Lactuca sativa.
The pioneer of coloured lettuces in the North American garden. Released in 1958, Ruby Red was the first red lettuce to win the prestigious All-America Selections award, opening the way for the whole generation of mesclun mixes that dominate markets today. Frilly leaves, ruffled at the edges, of a tender green at the base shifting into a deep ruby red at the tips — a colour that intensifies under bright sun and cool fall nights, and pales a bit in great heat.
Loose-leaf type, without head formation — you pick leaf by leaf, or by the handful from the periphery, and the plant keeps producing new leaves from the centre, the famous "cut and come again" principle that can feed a family in fresh salad for a good six weeks from a single well-sown row. The flavour is mild, crunchy, without bitterness, and the colour alone makes half of a beautiful composed salad. Unexpected bonus: it decorates the vegetable garden like an ornamental bed.
Grower's tip: Lettuce germinates poorly above 25 °C — a phenomenon called thermo-dormancy. If you sow in midsummer for a fall harvest, soak the seeds overnight in the fridge before sowing, or start in cells indoors in a cool spot. Keep the surface soil moist — lettuce seeds are tiny, sown barely covered, and a surface drying immediately compromises emergence.
- Open-pollinated.

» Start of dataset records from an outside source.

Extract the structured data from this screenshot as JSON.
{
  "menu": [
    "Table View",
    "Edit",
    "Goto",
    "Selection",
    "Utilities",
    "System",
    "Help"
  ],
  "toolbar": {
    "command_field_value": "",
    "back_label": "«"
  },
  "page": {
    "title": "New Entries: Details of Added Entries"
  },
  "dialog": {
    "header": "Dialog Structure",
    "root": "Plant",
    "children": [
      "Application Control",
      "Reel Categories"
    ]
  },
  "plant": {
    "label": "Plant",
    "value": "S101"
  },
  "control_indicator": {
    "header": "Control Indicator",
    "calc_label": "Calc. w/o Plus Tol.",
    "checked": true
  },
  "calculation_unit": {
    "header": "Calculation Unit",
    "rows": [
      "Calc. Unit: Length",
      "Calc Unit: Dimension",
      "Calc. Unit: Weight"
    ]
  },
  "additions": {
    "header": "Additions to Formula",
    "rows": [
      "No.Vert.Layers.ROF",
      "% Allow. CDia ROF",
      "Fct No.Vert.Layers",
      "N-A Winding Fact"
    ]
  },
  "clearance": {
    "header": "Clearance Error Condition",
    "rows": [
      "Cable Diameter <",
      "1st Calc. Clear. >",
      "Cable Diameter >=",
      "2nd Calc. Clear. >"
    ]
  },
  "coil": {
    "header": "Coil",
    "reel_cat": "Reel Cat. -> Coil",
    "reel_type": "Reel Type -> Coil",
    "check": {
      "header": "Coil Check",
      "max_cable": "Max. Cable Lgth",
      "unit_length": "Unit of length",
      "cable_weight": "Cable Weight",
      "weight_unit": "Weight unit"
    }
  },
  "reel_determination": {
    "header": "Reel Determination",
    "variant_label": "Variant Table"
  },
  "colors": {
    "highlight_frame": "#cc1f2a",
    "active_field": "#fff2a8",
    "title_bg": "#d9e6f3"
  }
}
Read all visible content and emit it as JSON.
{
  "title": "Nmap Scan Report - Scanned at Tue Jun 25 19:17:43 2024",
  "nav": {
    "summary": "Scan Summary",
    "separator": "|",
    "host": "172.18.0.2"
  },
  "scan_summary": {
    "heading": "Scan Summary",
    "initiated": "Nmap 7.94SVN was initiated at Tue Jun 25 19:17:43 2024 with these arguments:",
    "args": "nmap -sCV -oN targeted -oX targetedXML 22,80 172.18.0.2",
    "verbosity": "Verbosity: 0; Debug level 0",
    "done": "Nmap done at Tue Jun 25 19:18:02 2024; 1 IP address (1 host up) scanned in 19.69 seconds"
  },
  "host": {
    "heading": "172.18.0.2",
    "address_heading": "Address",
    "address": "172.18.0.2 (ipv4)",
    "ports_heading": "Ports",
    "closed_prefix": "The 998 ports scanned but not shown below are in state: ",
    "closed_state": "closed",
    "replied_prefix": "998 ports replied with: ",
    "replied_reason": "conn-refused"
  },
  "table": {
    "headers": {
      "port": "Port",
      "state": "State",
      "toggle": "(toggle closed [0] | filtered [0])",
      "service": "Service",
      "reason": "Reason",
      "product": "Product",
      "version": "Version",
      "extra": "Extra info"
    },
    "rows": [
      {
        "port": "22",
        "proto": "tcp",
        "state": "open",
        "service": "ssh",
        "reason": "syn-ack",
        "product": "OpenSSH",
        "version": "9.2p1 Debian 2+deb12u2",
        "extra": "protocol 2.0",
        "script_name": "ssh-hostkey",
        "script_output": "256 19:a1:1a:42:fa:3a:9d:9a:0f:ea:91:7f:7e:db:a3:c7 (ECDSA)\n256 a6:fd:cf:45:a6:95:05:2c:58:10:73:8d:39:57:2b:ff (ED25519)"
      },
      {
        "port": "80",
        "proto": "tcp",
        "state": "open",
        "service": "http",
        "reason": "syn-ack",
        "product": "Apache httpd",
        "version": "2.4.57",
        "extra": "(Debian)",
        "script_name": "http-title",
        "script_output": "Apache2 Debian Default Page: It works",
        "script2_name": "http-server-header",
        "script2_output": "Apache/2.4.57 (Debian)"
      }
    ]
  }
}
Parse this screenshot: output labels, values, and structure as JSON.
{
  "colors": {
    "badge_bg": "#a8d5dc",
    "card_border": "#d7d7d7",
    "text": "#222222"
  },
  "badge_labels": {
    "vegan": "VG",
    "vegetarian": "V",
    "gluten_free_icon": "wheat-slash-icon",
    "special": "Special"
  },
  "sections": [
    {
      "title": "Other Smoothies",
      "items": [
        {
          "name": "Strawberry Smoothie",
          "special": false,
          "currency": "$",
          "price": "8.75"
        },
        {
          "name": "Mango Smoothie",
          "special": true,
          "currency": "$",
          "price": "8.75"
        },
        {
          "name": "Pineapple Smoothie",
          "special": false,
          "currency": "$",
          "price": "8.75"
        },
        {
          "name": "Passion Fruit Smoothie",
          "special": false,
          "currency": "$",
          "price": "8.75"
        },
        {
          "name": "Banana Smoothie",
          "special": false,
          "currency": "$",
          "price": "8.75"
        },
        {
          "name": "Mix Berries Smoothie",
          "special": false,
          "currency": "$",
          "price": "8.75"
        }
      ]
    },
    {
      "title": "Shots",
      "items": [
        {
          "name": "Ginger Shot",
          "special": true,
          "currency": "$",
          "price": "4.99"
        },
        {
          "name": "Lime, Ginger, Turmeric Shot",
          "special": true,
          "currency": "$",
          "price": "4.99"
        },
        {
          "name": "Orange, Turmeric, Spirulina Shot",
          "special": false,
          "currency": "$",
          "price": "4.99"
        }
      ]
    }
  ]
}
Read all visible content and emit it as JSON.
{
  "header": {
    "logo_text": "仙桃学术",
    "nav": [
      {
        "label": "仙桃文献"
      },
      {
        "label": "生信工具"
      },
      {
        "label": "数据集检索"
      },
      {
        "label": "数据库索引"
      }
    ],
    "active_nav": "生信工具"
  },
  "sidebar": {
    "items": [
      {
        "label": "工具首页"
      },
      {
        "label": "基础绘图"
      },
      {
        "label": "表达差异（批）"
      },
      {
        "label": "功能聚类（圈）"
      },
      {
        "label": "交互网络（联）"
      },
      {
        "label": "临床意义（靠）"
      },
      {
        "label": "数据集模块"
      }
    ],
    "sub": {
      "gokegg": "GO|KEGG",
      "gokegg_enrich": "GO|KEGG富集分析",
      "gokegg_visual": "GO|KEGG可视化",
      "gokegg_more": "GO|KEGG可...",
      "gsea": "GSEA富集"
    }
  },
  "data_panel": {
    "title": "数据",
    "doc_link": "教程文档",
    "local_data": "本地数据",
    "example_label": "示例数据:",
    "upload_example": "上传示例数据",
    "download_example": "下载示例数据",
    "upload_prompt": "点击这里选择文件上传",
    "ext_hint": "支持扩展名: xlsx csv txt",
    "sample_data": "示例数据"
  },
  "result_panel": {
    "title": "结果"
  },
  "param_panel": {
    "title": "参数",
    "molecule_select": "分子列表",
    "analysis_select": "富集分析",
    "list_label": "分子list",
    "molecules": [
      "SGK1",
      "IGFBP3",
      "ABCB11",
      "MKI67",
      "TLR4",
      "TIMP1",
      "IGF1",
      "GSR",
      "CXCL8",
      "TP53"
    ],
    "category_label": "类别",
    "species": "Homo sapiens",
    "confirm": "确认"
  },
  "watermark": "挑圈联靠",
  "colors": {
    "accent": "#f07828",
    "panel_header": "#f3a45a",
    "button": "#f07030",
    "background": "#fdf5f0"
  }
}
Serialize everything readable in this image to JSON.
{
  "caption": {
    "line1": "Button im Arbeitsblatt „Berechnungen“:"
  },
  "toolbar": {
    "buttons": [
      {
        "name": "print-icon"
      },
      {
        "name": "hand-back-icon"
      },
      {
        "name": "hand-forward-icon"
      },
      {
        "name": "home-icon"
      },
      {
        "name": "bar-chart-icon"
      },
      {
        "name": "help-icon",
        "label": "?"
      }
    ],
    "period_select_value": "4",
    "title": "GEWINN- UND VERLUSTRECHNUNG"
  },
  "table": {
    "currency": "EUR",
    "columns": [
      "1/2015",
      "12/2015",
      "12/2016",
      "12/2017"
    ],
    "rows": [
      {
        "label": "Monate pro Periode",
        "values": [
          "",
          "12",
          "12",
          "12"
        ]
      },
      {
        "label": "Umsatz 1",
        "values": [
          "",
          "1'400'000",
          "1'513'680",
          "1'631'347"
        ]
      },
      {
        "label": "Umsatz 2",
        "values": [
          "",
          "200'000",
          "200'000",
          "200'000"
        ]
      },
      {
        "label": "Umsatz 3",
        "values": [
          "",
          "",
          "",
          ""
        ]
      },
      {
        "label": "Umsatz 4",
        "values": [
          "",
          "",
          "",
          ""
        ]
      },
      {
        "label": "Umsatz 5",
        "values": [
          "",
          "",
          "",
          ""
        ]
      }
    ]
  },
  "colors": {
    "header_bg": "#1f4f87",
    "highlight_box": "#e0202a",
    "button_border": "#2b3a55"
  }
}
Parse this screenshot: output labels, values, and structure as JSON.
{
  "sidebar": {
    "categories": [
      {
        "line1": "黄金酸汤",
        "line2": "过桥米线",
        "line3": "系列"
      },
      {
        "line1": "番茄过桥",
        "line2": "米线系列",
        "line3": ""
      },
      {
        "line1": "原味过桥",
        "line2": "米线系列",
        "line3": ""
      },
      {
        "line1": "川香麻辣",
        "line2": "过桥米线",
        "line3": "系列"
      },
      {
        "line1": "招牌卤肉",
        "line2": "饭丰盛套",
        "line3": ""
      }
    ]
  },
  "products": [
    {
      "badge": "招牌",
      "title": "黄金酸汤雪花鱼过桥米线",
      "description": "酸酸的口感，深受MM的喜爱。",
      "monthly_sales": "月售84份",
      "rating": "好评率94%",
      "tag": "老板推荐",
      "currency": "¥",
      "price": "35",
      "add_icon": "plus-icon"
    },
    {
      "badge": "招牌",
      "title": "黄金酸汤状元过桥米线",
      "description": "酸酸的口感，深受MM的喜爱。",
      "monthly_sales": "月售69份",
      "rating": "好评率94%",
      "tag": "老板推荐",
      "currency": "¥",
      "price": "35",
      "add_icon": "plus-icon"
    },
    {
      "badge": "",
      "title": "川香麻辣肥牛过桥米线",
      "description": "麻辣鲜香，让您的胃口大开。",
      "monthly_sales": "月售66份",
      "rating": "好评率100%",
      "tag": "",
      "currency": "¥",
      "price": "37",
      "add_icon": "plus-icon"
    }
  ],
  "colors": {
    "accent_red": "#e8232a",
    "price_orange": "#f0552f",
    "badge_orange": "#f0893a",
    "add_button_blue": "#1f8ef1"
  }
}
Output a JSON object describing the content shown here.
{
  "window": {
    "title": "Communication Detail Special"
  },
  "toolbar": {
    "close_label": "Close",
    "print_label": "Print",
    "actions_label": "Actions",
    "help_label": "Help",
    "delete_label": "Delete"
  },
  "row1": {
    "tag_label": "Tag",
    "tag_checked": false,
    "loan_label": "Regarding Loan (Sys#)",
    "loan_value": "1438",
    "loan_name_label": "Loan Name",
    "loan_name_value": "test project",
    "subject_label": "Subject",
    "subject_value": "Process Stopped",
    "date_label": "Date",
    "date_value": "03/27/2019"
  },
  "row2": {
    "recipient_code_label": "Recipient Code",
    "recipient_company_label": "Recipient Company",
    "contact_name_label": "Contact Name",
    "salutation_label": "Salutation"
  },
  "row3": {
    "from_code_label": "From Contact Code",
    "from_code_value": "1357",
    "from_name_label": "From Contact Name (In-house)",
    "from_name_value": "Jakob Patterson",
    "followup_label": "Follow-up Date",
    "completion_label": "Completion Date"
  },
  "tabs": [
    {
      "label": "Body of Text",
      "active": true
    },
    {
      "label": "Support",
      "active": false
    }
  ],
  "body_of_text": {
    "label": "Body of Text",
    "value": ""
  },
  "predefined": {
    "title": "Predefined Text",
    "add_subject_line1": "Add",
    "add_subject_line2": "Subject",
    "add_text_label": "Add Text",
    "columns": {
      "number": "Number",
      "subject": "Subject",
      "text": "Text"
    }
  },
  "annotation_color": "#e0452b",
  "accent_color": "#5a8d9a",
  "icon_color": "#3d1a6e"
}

Self-fertile, so very few crossings to fear — ideal for seed saving.
- Height: 20 to 25 cm.
- Maturity: 45 to 55 days (young leaves from 30 days).
- Exposure: full sun in spring and fall, part shade in midsummer.
- Rich, fresh, well-drained soil. Thin to 20-25 cm for full plants, or to 10 cm for young-leaf picking.
- Direct-sow as soon as the soil can be worked (mid-April in Québec), in successive rows every two weeks through mid-June. Resume sowings from mid-August for the fall harvest.